Making the announcement at the Science and Industry Museum in Manchester, the Governor of the Bank of England Mark Carney also revealed the imagery depicting Alan Turing and his work that will be used for the reverse of the note.

The new polymer £50 note is expected to enter circulation by the end of 2021.

Alan Turing was chosen following the Bank’s character selection process including advice from scientific experts.

In 2018, the Banknote Character Advisory Committee chose to celebrate the field of science on the £50 note and this was followed by a six week public nomination period.
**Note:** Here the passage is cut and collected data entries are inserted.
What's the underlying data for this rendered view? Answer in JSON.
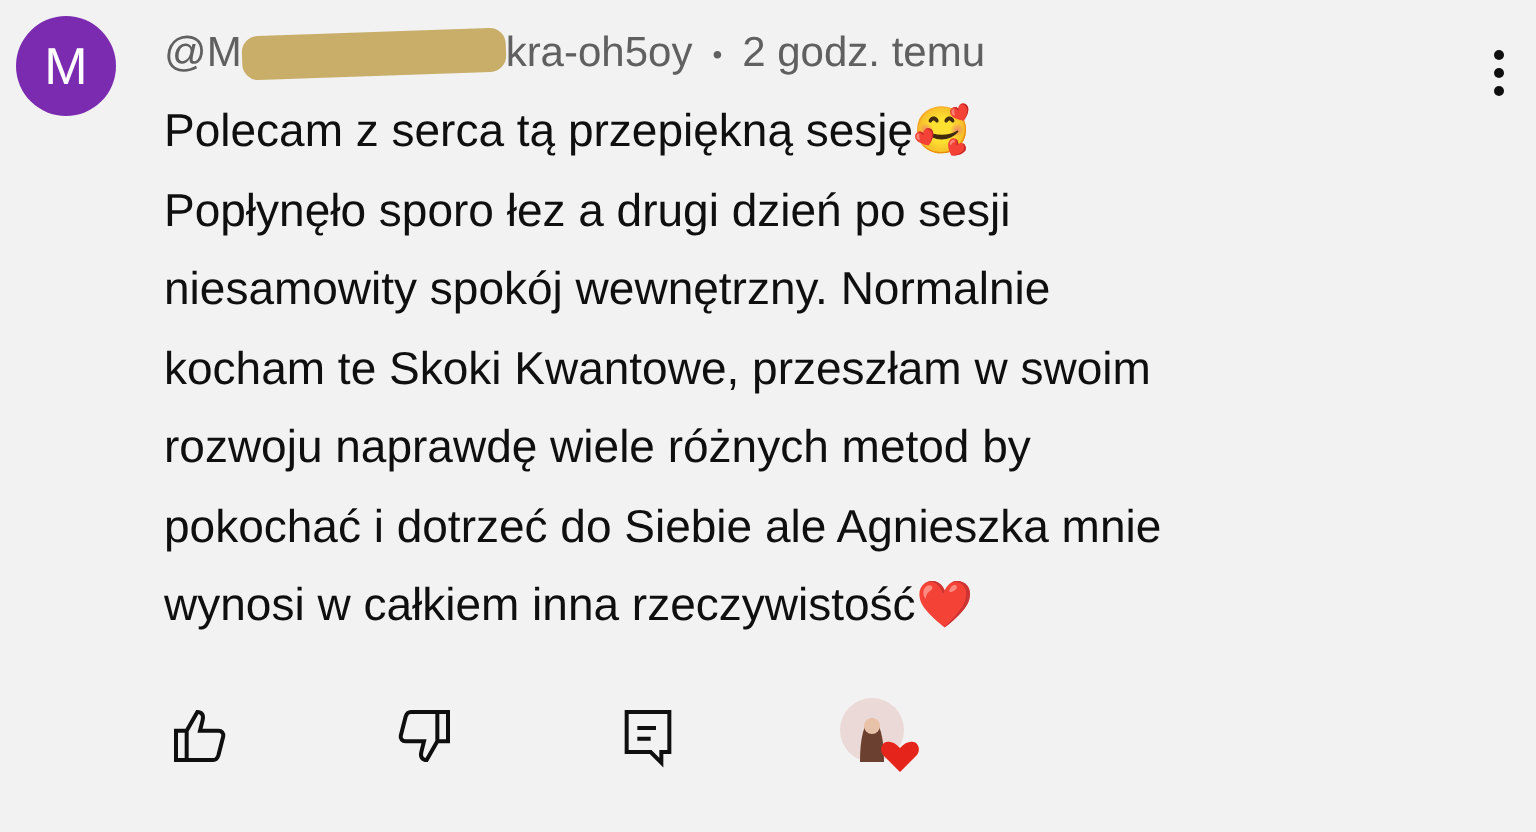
{
  "comment": {
    "avatar_letter": "M",
    "author_start": "@M",
    "author_hidden": true,
    "author_end": "kra-oh5oy",
    "separator": "•",
    "time": "2 godz. temu",
    "lines": [
      "Polecam z serca tą przepiękną sesję🥰",
      "Popłynęło sporo łez a drugi dzień po sesji",
      "niesamowity spokój wewnętrzny. Normalnie",
      "kocham te Skoki Kwantowe, przeszłam w swoim",
      "rozwoju naprawdę wiele różnych metod by",
      "pokochać i dotrzeć do Siebie ale Agnieszka mnie",
      "wynosi w całkiem inna rzeczywistość❤️"
    ],
    "hearted_by_creator": true
  }
}
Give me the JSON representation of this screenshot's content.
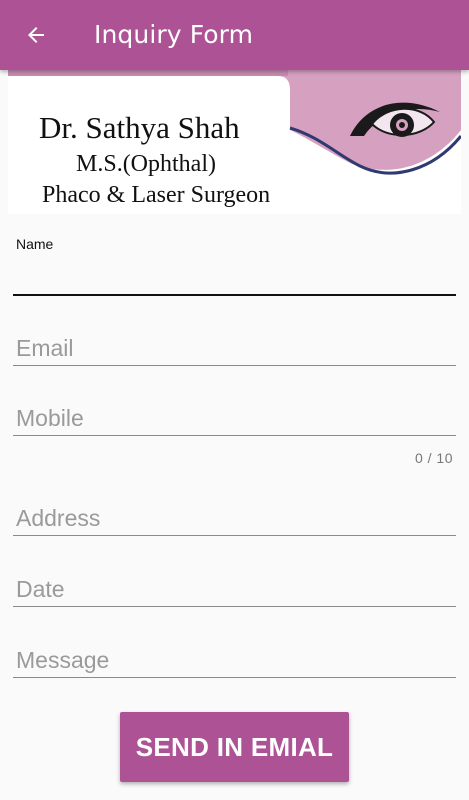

The Bank received a total of 227,299 nominations, covering 989 eligible characters. The Committee considered all the nominations before deciding on a shortlist of 12 options, which were put to the Governor for him to make the final decision.

Mark Carney, Governor of the Bank of England, commented: “Alan Turing was an outstanding mathematician whose work has had an enormous impact on how we live today. As the father of computer science and artificial intelligence, as well as war hero, Alan Turing’s contributions were far ranging and path breaking. Turing is a giant on whose shoulders so many now stand.”
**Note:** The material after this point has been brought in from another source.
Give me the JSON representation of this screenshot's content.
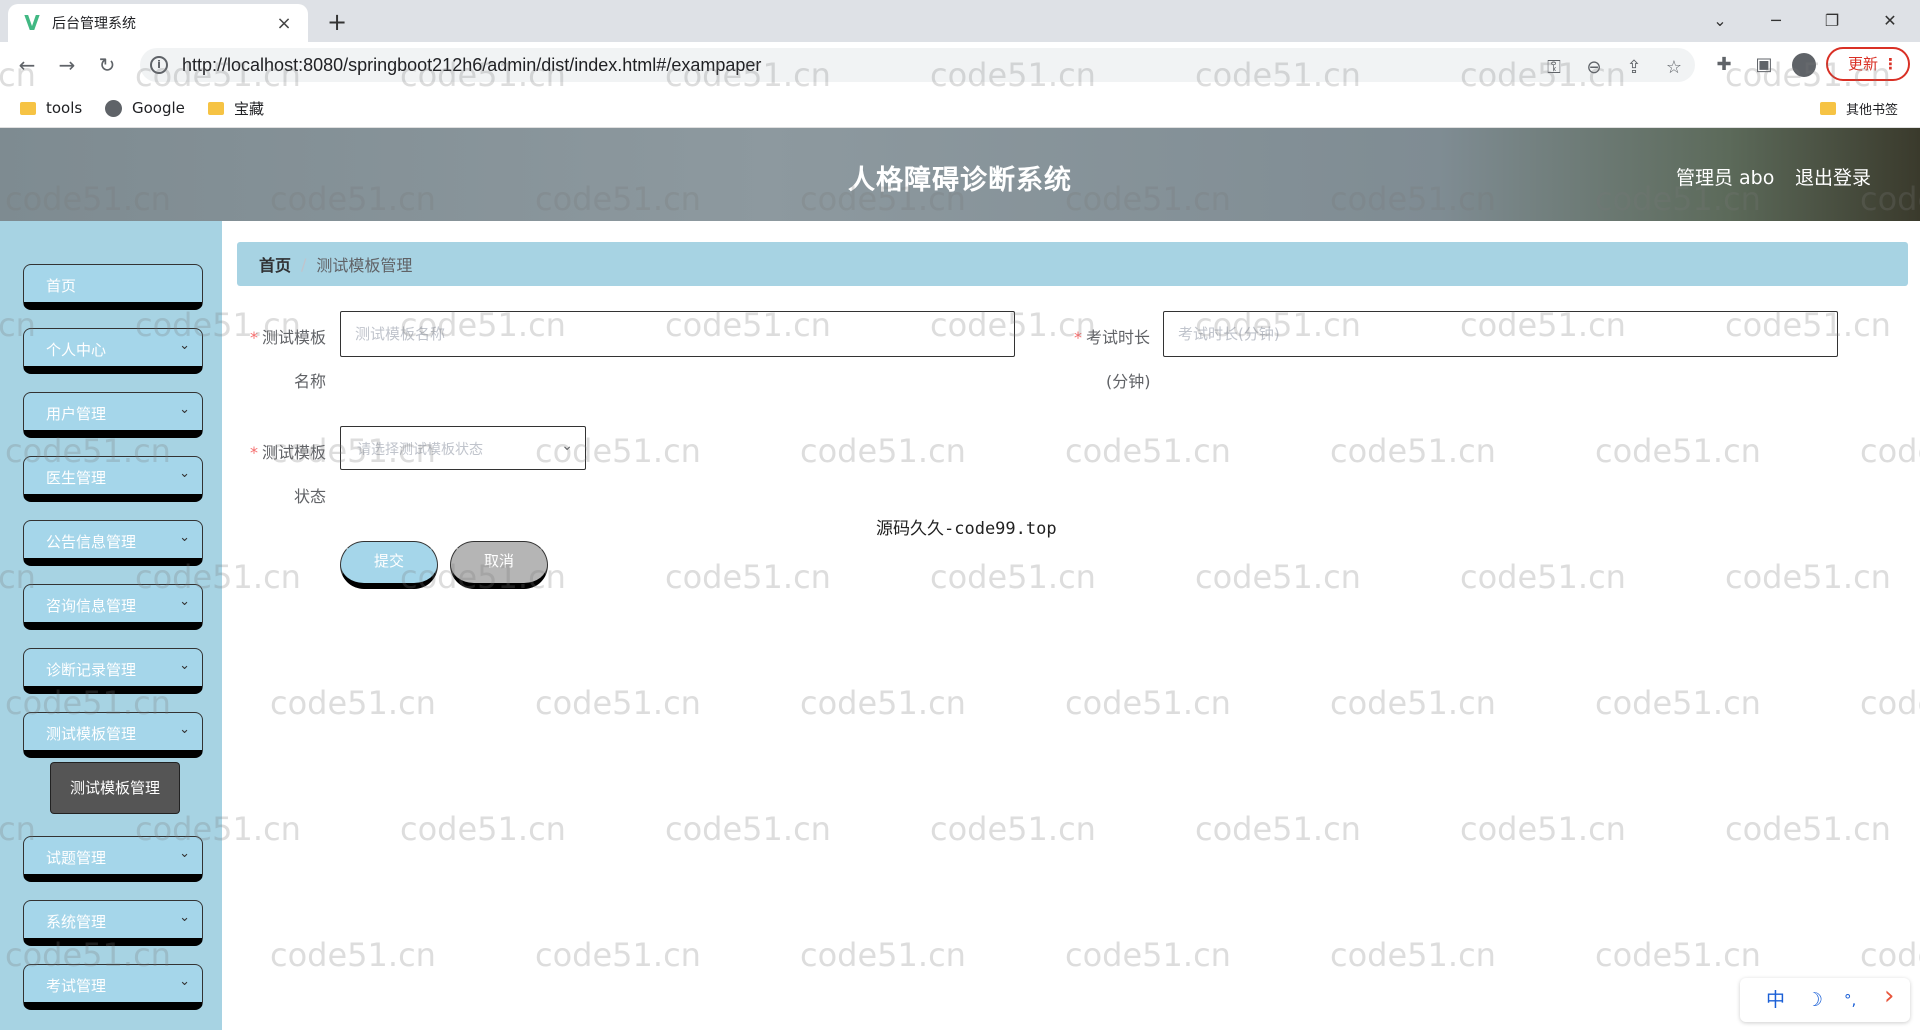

Alan Turing provided the theoretical underpinnings for the modern computer. While best known for his work devising code-breaking machines during WWII, Turing played a pivotal role in the development of early computers first at the National Physical Laboratory and later at the University of Manchester.

He set the foundations for work on artificial intelligence by considering the question of whether machines could think. Turing was homosexual and was posthumously pardoned by the Queen having been convicted of gross indecency for his relationship with a man. His legacy continues to have an impact on both science and society today.

The shortlisted options demonstrate the breadth of scientific achievement in the UK, from astronomy to physics, chemistry to palaeontology and mathematics to biochemistry. The shortlisted characters, or pairs of characters, considered were Mary Anning, Paul Dirac, Rosalind Franklin, William Herschel and Caroline Herschel, Dorothy Hodgkin, Ada Lovelace and Charles Babbage, Stephen Hawking, James Clerk Maxwell, Srinivasa Ramanujan, Ernest Rutherford, Frederick Sanger and Alan Turing.

Sarah John, Chief Cashier, said: “The strength of the shortlist is testament to the UK’s incredible scientific contribution.  The breadth of individuals and achievements reflects the huge range of nominations we received for this note and I would to thank the public for all their suggestions of scientists we could celebrate.”

The new £50 note will celebrate Alan Turing and his pioneering work with computers.

As shown in the concept image, the design on the reverse of the note will feature a photo of Turing taken in 1951 by Elliott & Fry which is part of the Photographs Collection at the National Portrait Gallery.

A table and mathematical formulae from Turing’s seminal 1936 paper “On Computable Numbers, with an application to the Entscheidungsproblem” Proceedings of the London Mathematical Society. This paper is widely recognised as being foundational for computer science.  It sought to establish whether there could be a definitive method by which any theorem could be assessed as provable or not using a universal machine. It introduced the concept of a Turing machine as a thought experiment of how computers could operate.

Welcoming today’s news, Turing pardon architect John Leech said:

“It is almost impossible to put into words the difference that Alan Turing made to society, but perhaps the most poignant example is that his work is estimated to have shortened the war by four years and saved up to 21 million lives.

“And yet the way he was treated afterwards remains a national embarrassment and an example of society at its absolute worst.

“I’m absolutely delighted that Turing will be the face of the new £50 note and I hope it will go some way to acknowledging his unprecedented contribution to society and science.

“It is a fitting and welcome tribute to a true Manchester hero.

“But more importantly I hope it will serve as a stark and rightfully painful reminder of what we lost in Turing, and what we risk when we allow that kind of hateful ideology to win.”